Küçük ortaklar "HDP kapatılsın" kampanyaları yaparken, son sözü söyleyecek olan elbette Cumhurbaşkanı Erdoğan olacak. Kamuoyu araştırmalarına bakılırsa Cumhur ve Millet İttifakları kafaya kafaya. Kararsız seçmenler önemli bir çoğunluk oluştururken, yüzde 10 bandında gözüken HDP kilit durumda.

AKP lideri Erdoğan, parlamenter muhaliflerini - özellikle ana muhalefet partisi CHP'yi - her seferinde odağına HDP'yi oturtarak milliyetçilikle vurmaya çalıştı. Fakat "yumuşak karına yumruk" politikası tutmadı. Ne Millet İttifakı ayrıştı, ne de HDP seçmenlerini "terörist" olarak kabul eden devlet politikası kabul görmedi. AKP oy kaybediyor ve kendisini destekleyen Kürt seçmenleri de kaybediyor. Babacan ve Davutoğlu'nun bölgede gördüğü ilgi, Batı'da gördüklerinden daha büyük. 

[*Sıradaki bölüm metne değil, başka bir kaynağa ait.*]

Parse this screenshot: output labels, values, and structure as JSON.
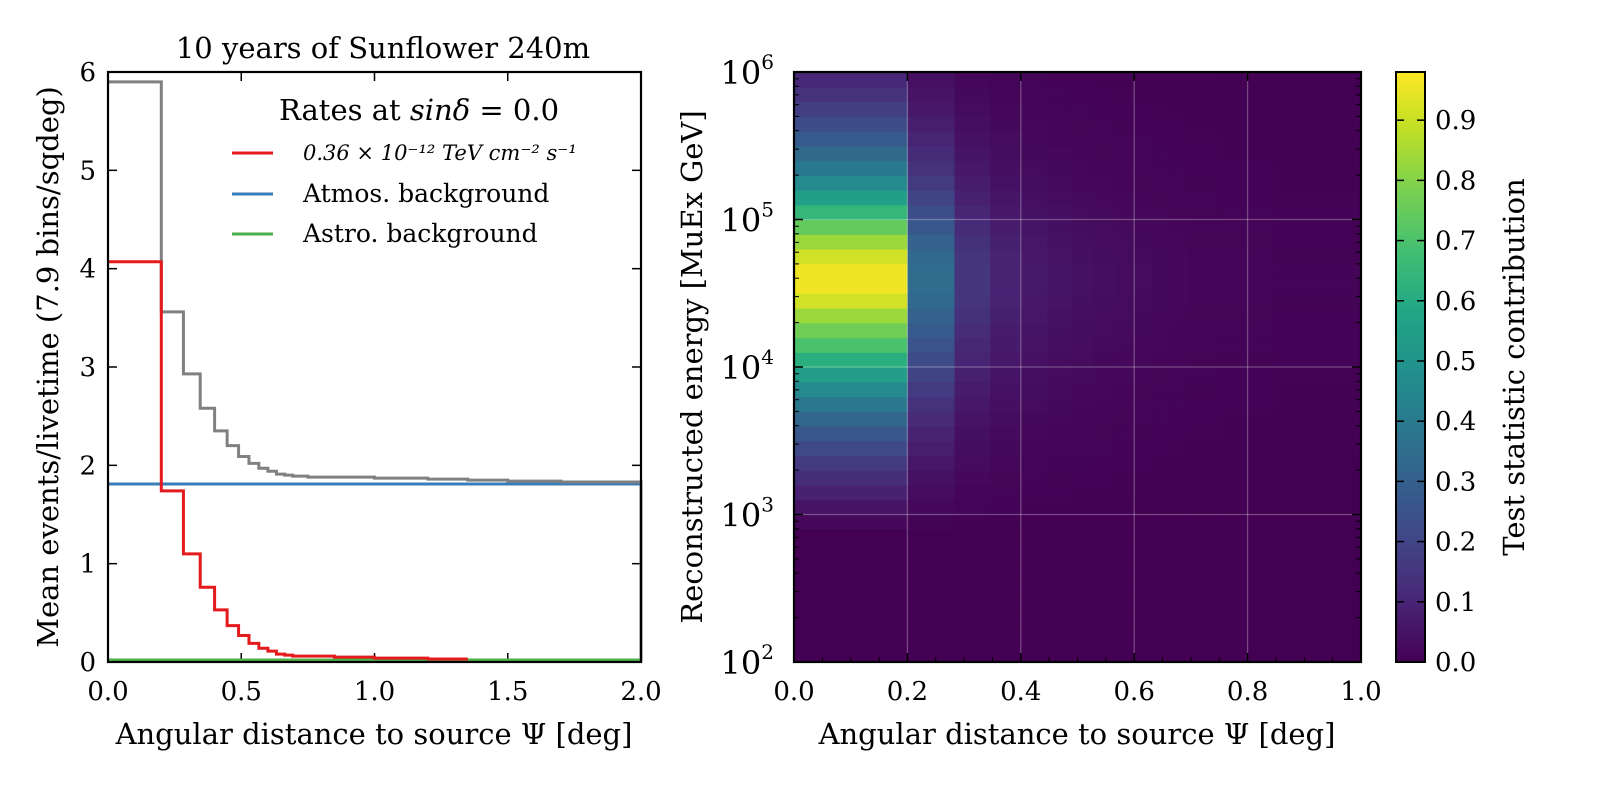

Erdoğan, HDP'nin kapatılmasına karar verip yargıya müdahale ederse milyonlarca HDP seçmeninden çok daha fazla Kürt seçmen muhalefet partilerine oy verecek. Ancak Erdoğan, MHP (ve devletle) ittifakını sürdürmeden iktidarda kalamaz. Çözüm sürecinin bitmesinden bu yana iktidarın Kürt politikalarına bakıldığında, faşistlerin istediği türde askeri çözümün yani çözümsüzlüğün Erdoğan ve AKP tarafından benimsendiği görülüyor.

Parti kapatmak çözümsüzlüktür

HDP'yi kapatmak, yasal olarak kurulmuş Kürt siyasi partilerini kapatmak ya da kuruluşlarını engellemek, son 40 yılda yüzbinlerce insanın yaşamına mal olmuş, en büyük ekonomik kaynakları yutarak halkı fakirleştirmiş ve demokratik hakların her seferinde askıya alınmasına neden olmuştur.

AYM bu davayı açarsa HDP kapatılan 7. Kürt siyasi partisi olacak. Önceki 6 partinin kapatılmaları, legal ve demokratik siyaset alanını imha ettiği gibi, diyalog ve müzakere ile gelecek siyasi çözüm girişimlerini yok etti ve çatışmaların - dolayısıyla ölümlerin - devam etmesini sağladı.

HDP'yi kapatma girişimi Batı'da yaşayan, farklı düşünce ve kimliklerdeki emekçileri yakından ilgilendiriyor. Parti kapatma varsa, demokrasi yoktur. Kürt sorununa gerçekçi bir çözüm yoksa düşünce ve ifade özgürlüğü, hatta grev hakkı yoktur. HDP kapatılırsa Kürt siyasi hareketi -  önceki 7 parti gibi - yeni bir siyasi parti kurmakta zorlanmayacaktır. 

Her şeyi iktidarlarını korumak için kullanan iktidar blokunun, parti kapatma dönemine dönüş girişimlerine, iyi bir gelecek isteyen herkes karşı çıkmalıdır. Devrimci sosyalistler; faşist partiler dışında, her görüşten siyasi partinin kurulmasından, özgürce faaliyet göstermesinden yanadır. Kürt halkının partisi HDP'nin kapatılmasına, barışı ve siyasi çözümü savunduğumuz için karşıyız. Faşistlerin ve militaristlerin belirlediği bir gelecek istemiyoruz.